Dear 16-Year-Old Me

One bad Sunburn before the age of 18 doubles your chances of developing melanoma.” “You are at a higher risk if you have more than 50 moles, a weakened immune system, or a family history of skin cancer.” “The outlook is very good if we can catch it early, but you have a less than 10% chance of surviving more than 5 years if we don’t.” “Melanoma can show up on your tongue, your palms, and on the soles of your feet.” “Your skin is like an elephant; it never forgets.” “If something seems out of place, get your doctor to have a look as soon as possible.”

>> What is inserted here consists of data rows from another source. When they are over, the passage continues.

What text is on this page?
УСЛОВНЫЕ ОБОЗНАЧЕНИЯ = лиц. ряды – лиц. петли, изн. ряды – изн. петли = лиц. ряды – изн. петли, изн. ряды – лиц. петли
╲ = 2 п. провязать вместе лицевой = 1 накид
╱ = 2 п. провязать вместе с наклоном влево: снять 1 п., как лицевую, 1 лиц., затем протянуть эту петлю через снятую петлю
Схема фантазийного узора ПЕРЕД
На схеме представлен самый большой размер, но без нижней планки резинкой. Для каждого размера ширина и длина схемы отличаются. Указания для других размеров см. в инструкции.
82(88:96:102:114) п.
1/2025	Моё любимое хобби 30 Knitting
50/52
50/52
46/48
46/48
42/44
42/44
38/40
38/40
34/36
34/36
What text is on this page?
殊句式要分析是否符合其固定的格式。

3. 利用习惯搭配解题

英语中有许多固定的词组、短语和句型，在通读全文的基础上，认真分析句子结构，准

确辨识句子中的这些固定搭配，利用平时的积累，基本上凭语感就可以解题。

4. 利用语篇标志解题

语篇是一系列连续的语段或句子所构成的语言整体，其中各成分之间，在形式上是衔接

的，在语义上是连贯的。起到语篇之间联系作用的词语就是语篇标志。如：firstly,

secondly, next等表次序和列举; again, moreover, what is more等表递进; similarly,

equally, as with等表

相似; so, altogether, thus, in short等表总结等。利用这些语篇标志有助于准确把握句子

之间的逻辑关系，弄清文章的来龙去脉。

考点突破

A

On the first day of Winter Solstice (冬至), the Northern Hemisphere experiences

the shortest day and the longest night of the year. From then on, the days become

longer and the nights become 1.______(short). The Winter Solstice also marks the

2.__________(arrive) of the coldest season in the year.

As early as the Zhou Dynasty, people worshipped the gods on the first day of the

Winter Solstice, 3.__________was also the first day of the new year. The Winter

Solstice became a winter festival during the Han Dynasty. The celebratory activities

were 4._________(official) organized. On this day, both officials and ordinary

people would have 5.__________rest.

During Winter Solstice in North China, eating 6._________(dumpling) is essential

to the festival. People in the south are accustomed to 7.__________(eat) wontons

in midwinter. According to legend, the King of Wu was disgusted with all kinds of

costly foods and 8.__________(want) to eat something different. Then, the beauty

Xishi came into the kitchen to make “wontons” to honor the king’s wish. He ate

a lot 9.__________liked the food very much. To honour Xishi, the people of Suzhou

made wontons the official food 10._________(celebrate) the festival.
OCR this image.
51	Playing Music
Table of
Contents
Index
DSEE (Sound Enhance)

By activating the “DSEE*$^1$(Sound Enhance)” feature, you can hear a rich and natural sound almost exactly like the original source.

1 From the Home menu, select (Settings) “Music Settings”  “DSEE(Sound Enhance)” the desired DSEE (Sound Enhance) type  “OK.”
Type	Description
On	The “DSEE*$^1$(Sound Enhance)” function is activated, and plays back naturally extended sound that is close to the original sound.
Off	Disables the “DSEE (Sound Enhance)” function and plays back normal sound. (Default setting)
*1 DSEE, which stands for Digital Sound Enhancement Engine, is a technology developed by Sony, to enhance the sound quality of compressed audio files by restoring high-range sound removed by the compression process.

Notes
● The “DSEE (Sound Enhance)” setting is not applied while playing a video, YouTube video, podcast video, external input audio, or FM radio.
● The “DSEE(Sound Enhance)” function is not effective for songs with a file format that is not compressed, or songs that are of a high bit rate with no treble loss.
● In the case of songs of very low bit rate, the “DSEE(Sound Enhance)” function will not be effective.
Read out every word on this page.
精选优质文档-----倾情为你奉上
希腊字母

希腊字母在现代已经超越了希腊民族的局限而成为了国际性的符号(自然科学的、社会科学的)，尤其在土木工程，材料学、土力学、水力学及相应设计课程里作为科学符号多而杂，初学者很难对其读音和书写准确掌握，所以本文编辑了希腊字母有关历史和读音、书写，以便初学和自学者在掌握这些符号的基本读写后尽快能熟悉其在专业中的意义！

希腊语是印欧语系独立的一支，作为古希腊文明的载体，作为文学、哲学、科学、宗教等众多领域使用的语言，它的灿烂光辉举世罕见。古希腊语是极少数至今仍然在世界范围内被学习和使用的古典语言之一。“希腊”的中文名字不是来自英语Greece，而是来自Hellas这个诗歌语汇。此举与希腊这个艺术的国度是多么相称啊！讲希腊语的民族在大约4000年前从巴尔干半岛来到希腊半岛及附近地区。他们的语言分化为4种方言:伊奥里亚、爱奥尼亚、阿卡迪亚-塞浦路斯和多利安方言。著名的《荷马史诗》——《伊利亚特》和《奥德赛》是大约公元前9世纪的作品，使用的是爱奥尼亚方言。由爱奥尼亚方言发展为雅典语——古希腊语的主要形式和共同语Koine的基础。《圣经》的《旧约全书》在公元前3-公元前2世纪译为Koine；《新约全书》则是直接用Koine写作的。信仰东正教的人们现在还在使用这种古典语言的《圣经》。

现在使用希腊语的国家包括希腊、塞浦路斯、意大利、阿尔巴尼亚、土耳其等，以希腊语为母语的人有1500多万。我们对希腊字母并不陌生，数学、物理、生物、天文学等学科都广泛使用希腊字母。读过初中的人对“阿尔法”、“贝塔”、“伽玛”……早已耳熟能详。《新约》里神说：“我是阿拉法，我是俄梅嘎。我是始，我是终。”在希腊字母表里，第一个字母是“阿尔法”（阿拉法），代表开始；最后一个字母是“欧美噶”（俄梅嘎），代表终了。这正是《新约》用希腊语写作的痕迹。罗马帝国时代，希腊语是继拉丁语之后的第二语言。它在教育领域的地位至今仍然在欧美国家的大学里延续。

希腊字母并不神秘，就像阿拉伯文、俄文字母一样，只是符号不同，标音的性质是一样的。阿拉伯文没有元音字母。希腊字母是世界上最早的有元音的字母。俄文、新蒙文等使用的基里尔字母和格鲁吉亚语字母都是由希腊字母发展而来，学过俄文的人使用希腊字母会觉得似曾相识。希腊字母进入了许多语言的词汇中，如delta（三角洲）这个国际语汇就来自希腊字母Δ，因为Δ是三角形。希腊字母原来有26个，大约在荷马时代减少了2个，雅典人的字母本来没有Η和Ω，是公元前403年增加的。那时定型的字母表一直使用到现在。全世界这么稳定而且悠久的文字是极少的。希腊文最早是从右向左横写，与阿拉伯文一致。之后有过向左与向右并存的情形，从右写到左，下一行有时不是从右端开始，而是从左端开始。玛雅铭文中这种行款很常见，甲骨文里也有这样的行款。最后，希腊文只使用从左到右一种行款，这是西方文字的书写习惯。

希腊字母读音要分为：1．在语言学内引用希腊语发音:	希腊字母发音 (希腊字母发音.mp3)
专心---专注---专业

The weather is getting warmer, and it’s fun to be outdoors again. Please don’t forget the sunscreen, and always cover up. Get to know your skin, and check it regularly; if you are a parent, please keep those kids slathered in the SPF 35.

We all have things that we will regret as we get older, but let’s not allow melanoma to be one of them.

Melanoma is a common and serious skin cancer which, if not treated early, is usually fatal.  The good news is that the risk of melanoma can be significantly decreased by reducing exposure to UV radiation, and that the prognosis for melanoma patients can be improved by early detection.  The bad news is that despite increasing public awareness of the dangers of UV radiation, many people still do not understand the seriousness of the damage caused by exposure to UV radiation, particularly damage caused during early years.  Further, not enough people are aware of the early signs of melanoma, or the importance of self detection.  As a result, melanoma is often ignored until it’s too late.  However, we believe that through David’s story, we can bring change.